Producing mission critical software applications for our clients remains hard. Not hard in the same way as it was five, ten, or fifteen years ago, but still hard.

What does Booch say? “In every era, we find that there is a certain level of complexity we face. Today, a typical system tends to be continuously evolving. You never turn it off, [and] it tends to be distributed, multiplatform. That is a very different set of problems and forces than we faced five years ago...Traditionally — we’re talking a few decades ago — you could think of software as something that IT guys did, and nobody else worried about it. Today, our civilization relies upon software.”

Translating this into our own experiences, I would list five crucial elements you should consider as your organization plans to commission a new web site or database project.

First, external communication requirements make things hard. The good news is that most kinds of organizational processes folks like us need to model in a data management system are familiar to us at this point. Data input web pages or database forms come together pretty well.

On the other hand, once you start adding in layers of external reporting requirements, evaluation systems, data exports, complexity grows. We can't ignore these requirements, because they are part of the connected world Booch alludes to, but they are a big part of what makes software hard today.

Second, “the continuously evolving” part of things. If an organization commissions a system and imagines we can go off and build it by ourselves--without your steady participation in strategy, planning, design, review--time and costs grow. Organizations who are not used to managing software projects underestimate what they will need to put into the process. They may have done excellent strategic technology planning a year ago and RFP creation six months ago, and believe their work is done. Our work depends on our clients' full engagement.

Third, legacy data systems. I used to think of legacy systems as anything dependent on really old tools, like Cobol or pre-relational databases. A legacy system today can be any existing piece of software that you cannot redo as part of new planning and yet needs to be integrated into the new. Everyone has legacy systems and many things that really don't want to work together have to work together. Booch reminded me of this when he says:

“Most of the interesting systems today are no longer just systems by themselves, but they tend to be systems of systems. It is the set of them working in harmony. We don’t have a lot of good processes or analysis tools to really understand how those things behave. Many systems look dangerously fragile. The bad news is they are fragile. This is another force that will lead us to the next era of how we build software systems.”

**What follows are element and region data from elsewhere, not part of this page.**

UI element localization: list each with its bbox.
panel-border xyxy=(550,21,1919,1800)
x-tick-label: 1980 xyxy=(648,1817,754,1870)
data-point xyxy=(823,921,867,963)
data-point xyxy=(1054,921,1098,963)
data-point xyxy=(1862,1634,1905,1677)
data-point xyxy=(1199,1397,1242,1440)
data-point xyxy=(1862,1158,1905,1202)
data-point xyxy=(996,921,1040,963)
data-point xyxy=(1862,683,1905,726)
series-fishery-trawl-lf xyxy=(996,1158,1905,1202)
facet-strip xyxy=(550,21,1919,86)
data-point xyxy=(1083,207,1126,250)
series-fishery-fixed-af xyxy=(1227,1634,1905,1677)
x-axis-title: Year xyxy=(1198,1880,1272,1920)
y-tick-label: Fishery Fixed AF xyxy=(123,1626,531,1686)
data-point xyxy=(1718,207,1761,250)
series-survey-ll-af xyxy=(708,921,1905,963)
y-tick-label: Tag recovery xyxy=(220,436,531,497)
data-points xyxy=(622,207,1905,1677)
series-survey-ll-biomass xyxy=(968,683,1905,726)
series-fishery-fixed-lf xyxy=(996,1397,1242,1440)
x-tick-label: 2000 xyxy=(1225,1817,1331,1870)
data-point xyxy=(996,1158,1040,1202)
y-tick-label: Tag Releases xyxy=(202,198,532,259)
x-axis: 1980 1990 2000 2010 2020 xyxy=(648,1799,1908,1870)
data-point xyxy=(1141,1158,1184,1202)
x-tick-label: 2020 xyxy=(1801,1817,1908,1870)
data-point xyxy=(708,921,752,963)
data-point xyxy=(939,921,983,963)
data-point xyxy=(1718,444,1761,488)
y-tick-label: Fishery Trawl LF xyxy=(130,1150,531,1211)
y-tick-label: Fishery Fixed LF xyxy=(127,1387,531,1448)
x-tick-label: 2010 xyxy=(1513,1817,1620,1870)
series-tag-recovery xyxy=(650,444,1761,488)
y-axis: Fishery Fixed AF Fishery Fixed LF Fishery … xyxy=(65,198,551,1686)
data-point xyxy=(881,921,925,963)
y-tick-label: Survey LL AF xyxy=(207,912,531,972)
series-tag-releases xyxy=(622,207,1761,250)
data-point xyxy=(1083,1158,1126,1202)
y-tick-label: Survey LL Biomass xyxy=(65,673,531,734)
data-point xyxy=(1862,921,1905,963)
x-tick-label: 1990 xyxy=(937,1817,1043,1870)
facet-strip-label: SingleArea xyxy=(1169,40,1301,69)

Fourth, a corollary of the third point is if we DO come to replace the old, data conversion can easily become the most taxing element of a project. The old just doesn't pour into the new, as everyone from line staff to program managers to senior managers discover layers of the old that can't or won't go away easily.

Fifth, the “never turn it off” element. It is fundamentally hard to carry out an update to an existing working system or launch something new, especially an always-on website, without affecting someone's daily routine. Testing, training, data checking before something new goes live becomes more crucial than ever, and yet it is so hard—understandably so—for client project teams to make enough time to do this.

Booch says, “All of a sudden, you wake up and say, 'I can’t live without my cell phone.' We, as software developers, build systems of incredible complexity, and yet our end users don’t want to see that software.” Even as hardware and even broadband Internet becomes part of the appliance part of our lives, we have to educate each other—developers and everyday users—to see the software. Maybe not all the time, but at least during periods of software change, we all have to see the software and see what it means for it to remain working. Software adds more and more value to what we depend on today, and a lot of it still needs to be customized to make the most difference. The process of creating it just has to be taken more seriously than ever.

The rest of Booch's interview is worth a read. He sheds more light on IBM's commitment to Open Source as part of building the software development infrastructure for the next generation of software development. It is important to understand Chief B is writing from the point of view of the large, well funded enterprise projects for presumably well organized teams. If he sees these issues at that level, one can imagine them even more at the level of nonprofit and small business systems. I compiled these five points from reflecting on several projects of the last few years. Maybe these will help you in planning for your encounter with web or software developers. Maybe you have others. Love to hear.